America's Arabic TV Gamble

Al Hurra, the United States-funded Arabic TV network, has come under fire for airing controversial material that some consider anti-Semitic. Initially envisioned as a counterweight in the Middle East to the popular-yet-polarizing Al Jazeera network, Al Hurra's programming choices have led one naysayer to write "Our taxpayer-financed Arabic network was set up to counter Al-Jazeera, not echo it." The board that oversees the network's programming has formed a panel of academics and Middle Eastern journalists to investigate the concerns.

What prompted all this? According to the AP:
A broadcast in December included a lengthy speech by Sheik Hassan Nasrallah, the leader of the Lebanese Shiite militant group Hezbollah. The network later said the speech had not been screened for anti-Israeli content before it was broadcast because no supervisor spoke Arabic.

In another broadcast, Ismail Haniya, the Palestinian prime minister and a leader of the hard-line Hamas faction, appeared to support the assertion that the Holocaust was a myth. Also, the network's coverage of a Holocaust deniers' conference in Iran has been criticized as insufficiently skeptical.
"Insufficiently skeptical" is a tough characterization to pin down, and one that rational people can disagree on. Airing a speech by the leader of Hezbollah, however -- without paying attention to what he is saying -- is irresponsible oversight. How can a media outlet that is trying to promote free and responsible debate – and yes, less objectionable content than that offered by Al Jazeera — not have someone (who speaks the language) paying closer attention?

It's important to note, by the way, that the network has wavered between overly America-friendly and overly America-hostile over the years.

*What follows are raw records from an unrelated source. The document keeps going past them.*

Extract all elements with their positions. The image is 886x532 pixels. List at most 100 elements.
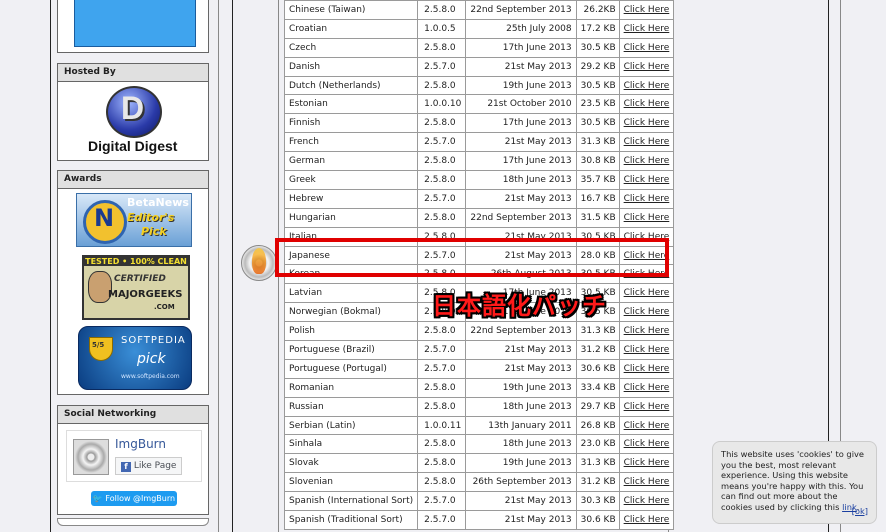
language-size: 16.7 KB [575, 188, 620, 209]
download-link[interactable]: Click Here [624, 5, 670, 15]
download-link[interactable]: Click Here [624, 383, 670, 393]
language-size: 30.5 KB [575, 37, 620, 58]
language-date: 21st May 2013 [465, 358, 577, 379]
language-size: 29.7 KB [575, 396, 620, 417]
sidebar-bottom-edge [57, 518, 209, 526]
language-name: Sinhala [283, 434, 419, 455]
twitter-follow-button[interactable]: 🐦 Follow @ImgBurn [91, 491, 177, 506]
download-link[interactable]: Click Here [624, 43, 670, 53]
softpedia-score: 5/5 [92, 341, 105, 349]
language-date: 21st May 2013 [465, 340, 577, 360]
hosted-by-title: Hosted By [58, 64, 208, 82]
page-border-sidebar-right [218, 0, 219, 532]
download-cell: Click Here [618, 188, 675, 209]
download-link[interactable]: Click Here [624, 137, 670, 147]
download-link[interactable]: Click Here [624, 288, 670, 298]
download-link[interactable]: Click Here [624, 458, 670, 468]
language-date: 26th September 2013 [465, 472, 577, 493]
download-link[interactable]: Click Here [624, 213, 670, 223]
language-name: Portuguese (Brazil) [283, 340, 419, 360]
language-name: Norwegian (Bokmal) [283, 302, 419, 323]
download-cell: Click Here [618, 18, 675, 39]
download-cell: Click Here [618, 37, 675, 58]
imgburn-avatar[interactable] [73, 439, 109, 475]
language-row: Danish 2.5.7.0 21st May 2013 29.2 KB Click H… [283, 56, 675, 77]
sidebar: Hosted By D Digital Digest Awards N Beta… [57, 0, 209, 532]
download-link[interactable]: Click Here [624, 402, 670, 412]
download-link[interactable]: Click Here [624, 99, 670, 109]
language-row: Portuguese (Brazil) 2.5.7.0 21st May 2013 3… [283, 340, 675, 360]
language-date: 22nd September 2013 [465, 207, 577, 228]
language-version: 2.5.8.0 [417, 321, 467, 342]
language-size: 31.3 KB [575, 321, 620, 342]
language-version: 2.5.8.0 [417, 75, 467, 96]
download-link[interactable]: Click Here [624, 62, 670, 72]
download-link[interactable]: Click Here [624, 175, 670, 185]
download-link[interactable]: Click Here [624, 194, 670, 204]
download-cell: Click Here [618, 302, 675, 323]
download-link[interactable]: Click Here [624, 326, 670, 336]
language-date: 19th June 2013 [465, 75, 577, 96]
majorgeeks-badge[interactable]: TESTED • 100% CLEAN CERTIFIED MAJORGEEKS… [82, 255, 190, 320]
language-date: 18th June 2013 [465, 170, 577, 190]
download-link[interactable]: Click Here [624, 24, 670, 34]
language-size: 31.2 KB [575, 340, 620, 360]
language-version: 2.5.7.0 [417, 510, 467, 530]
download-link[interactable]: Click Here [624, 156, 670, 166]
language-row: Polish 2.5.8.0 22nd September 2013 31.3 KB C… [283, 321, 675, 342]
language-row: Greek 2.5.8.0 18th June 2013 35.7 KB Click H… [283, 170, 675, 190]
download-link[interactable]: Click Here [624, 81, 670, 91]
awards-box: Awards N BetaNews Editor's Pick TESTED •… [57, 170, 209, 395]
language-version: 2.5.7.0 [417, 491, 467, 512]
download-link[interactable]: Click Here [624, 477, 670, 487]
language-name: Spanish (Traditional Sort) [283, 510, 419, 530]
cookie-ok-button[interactable]: [ok] [852, 506, 868, 517]
download-link[interactable]: Click Here [624, 364, 670, 374]
softpedia-badge[interactable]: 5/5 SOFTPEDIA pick www.softpedia.com [78, 326, 192, 390]
download-link[interactable]: Click Here [624, 515, 670, 525]
language-date: 17th June 2013 [465, 113, 577, 134]
language-size: 23.0 KB [575, 434, 620, 455]
download-link[interactable]: Click Here [624, 439, 670, 449]
language-size: 30.3 KB [575, 491, 620, 512]
facebook-like-button[interactable]: f Like Page [115, 457, 183, 475]
language-row: Finnish 2.5.8.0 17th June 2013 30.5 KB Click… [283, 113, 675, 134]
download-cell: Click Here [618, 132, 675, 153]
language-version: 2.5.7.0 [417, 132, 467, 153]
betanews-line2: Pick [141, 225, 167, 238]
language-row: German 2.5.8.0 17th June 2013 30.8 KB Click … [283, 151, 675, 172]
language-name: Polish [283, 321, 419, 342]
language-name: Greek [283, 170, 419, 190]
language-version: 2.5.8.0 [417, 0, 467, 20]
language-name: Croatian [283, 18, 419, 39]
language-size: 31.2 KB [575, 472, 620, 493]
language-row: Sinhala 2.5.8.0 18th June 2013 23.0 KB Click… [283, 434, 675, 455]
language-date: 21st May 2013 [465, 188, 577, 209]
top-banner[interactable] [74, 0, 196, 47]
majorgeeks-line3: .COM [154, 303, 175, 311]
betanews-badge[interactable]: N BetaNews Editor's Pick [76, 193, 192, 247]
imgburn-page-name[interactable]: ImgBurn [115, 437, 166, 451]
language-version: 2.5.7.0 [417, 56, 467, 77]
download-cell: Click Here [618, 491, 675, 512]
language-row: Czech 2.5.8.0 17th June 2013 30.5 KB Click H… [283, 37, 675, 58]
follow-label: Follow @ImgBurn [105, 494, 176, 503]
digital-digest-text: Digital Digest [88, 138, 178, 154]
download-cell: Click Here [618, 0, 675, 20]
language-row: Estonian 1.0.0.10 21st October 2010 23.5 KB… [283, 94, 675, 115]
language-size: 30.6 KB [575, 358, 620, 379]
betanews-line1: Editor's [127, 211, 175, 224]
language-size: 29.2 KB [575, 56, 620, 77]
download-link[interactable]: Click Here [624, 421, 670, 431]
language-date: 13th January 2011 [465, 415, 577, 436]
language-version: 2.5.8.0 [417, 170, 467, 190]
digital-digest-logo[interactable]: D Digital Digest [86, 86, 182, 156]
facebook-icon: f [121, 462, 131, 472]
download-link[interactable]: Click Here [624, 345, 670, 355]
download-cell: Click Here [618, 56, 675, 77]
facebook-page-card: ImgBurn f Like Page [66, 430, 202, 482]
download-link[interactable]: Click Here [624, 118, 670, 128]
download-link[interactable]: Click Here [624, 307, 670, 317]
betanews-letter: N [94, 204, 115, 232]
download-link[interactable]: Click Here [624, 496, 670, 506]
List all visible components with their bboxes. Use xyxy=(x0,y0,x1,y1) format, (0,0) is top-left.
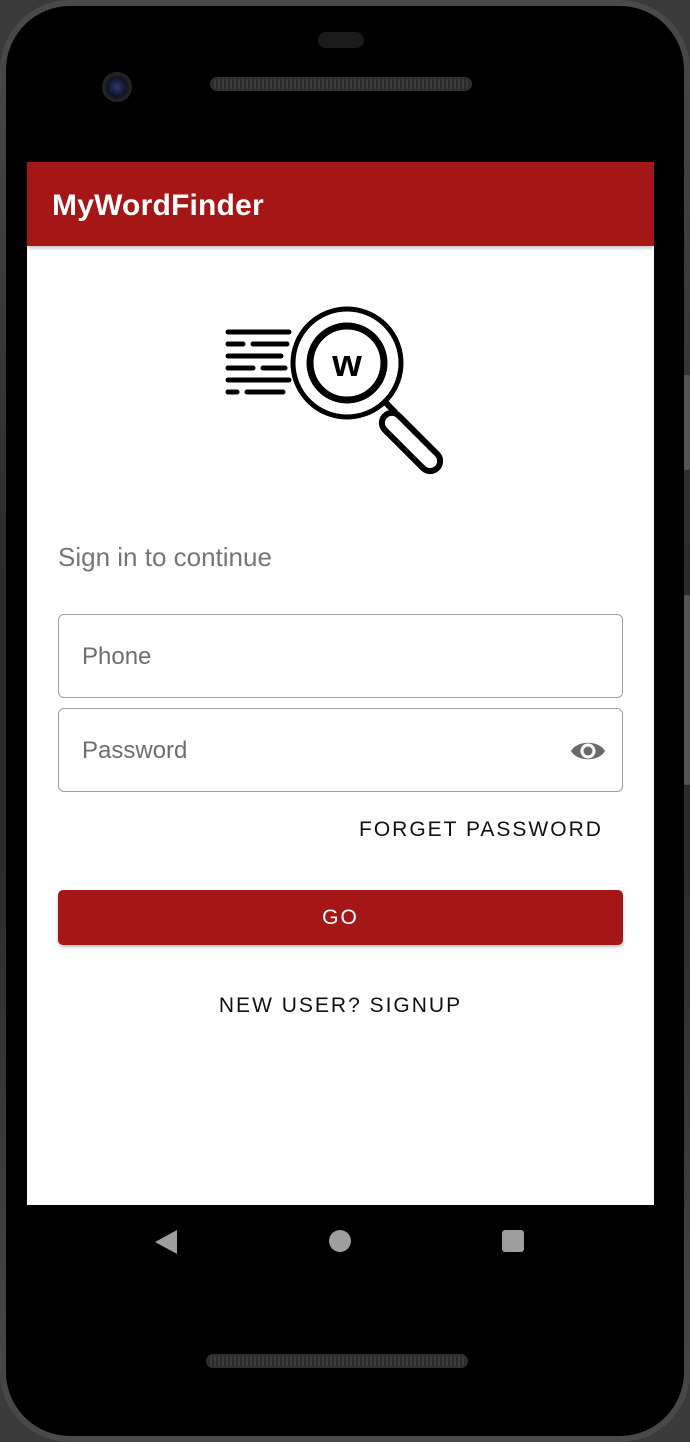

Last year, for instance, it overlooked elections in Bahrain and focused instead on President Bush's Thanksgiving address to the American troops.

The crux of the Al Hurra issue is that an Arabic TV network -- heck, any TV network -- isn't going to win much of an audience if its content does not reflect the sensibilities and culture of its target audience. (If a heart and mind gets won in a forest with no one around … ?) There might be content on the channel that would be uninteresting – or even slightly discomfiting – to an American viewer, but that's alright so long as the network is able to find an appropriate balance.

Al Hurra needs to be rethought. It doesn't necessarily always have to be friendly to America; it merely needs to avoid being hostile. It needs to have a consistent and attractive identity to draw in and retain viewers. Here's what I would do if I were running the panel:

  • Most importantly, require that all supervisors of on-air content speak Arabic.

  • Weigh the complaints for accuracy and merit.

  • Identify Al Hurra's role. Al Jazeera does not operate in a vacuum; it runs neck and neck with its rival, the considerably more centrist, Al Arabiya in most Middle Eastern countries. Is Al Hurra necessary?

    Al Hurra should take these recent complaints – and the accompanying PR hit – seriously. The network should make adjustments and refine its operations before it becomes, as one critic called it, "a failed attempt at public democracy."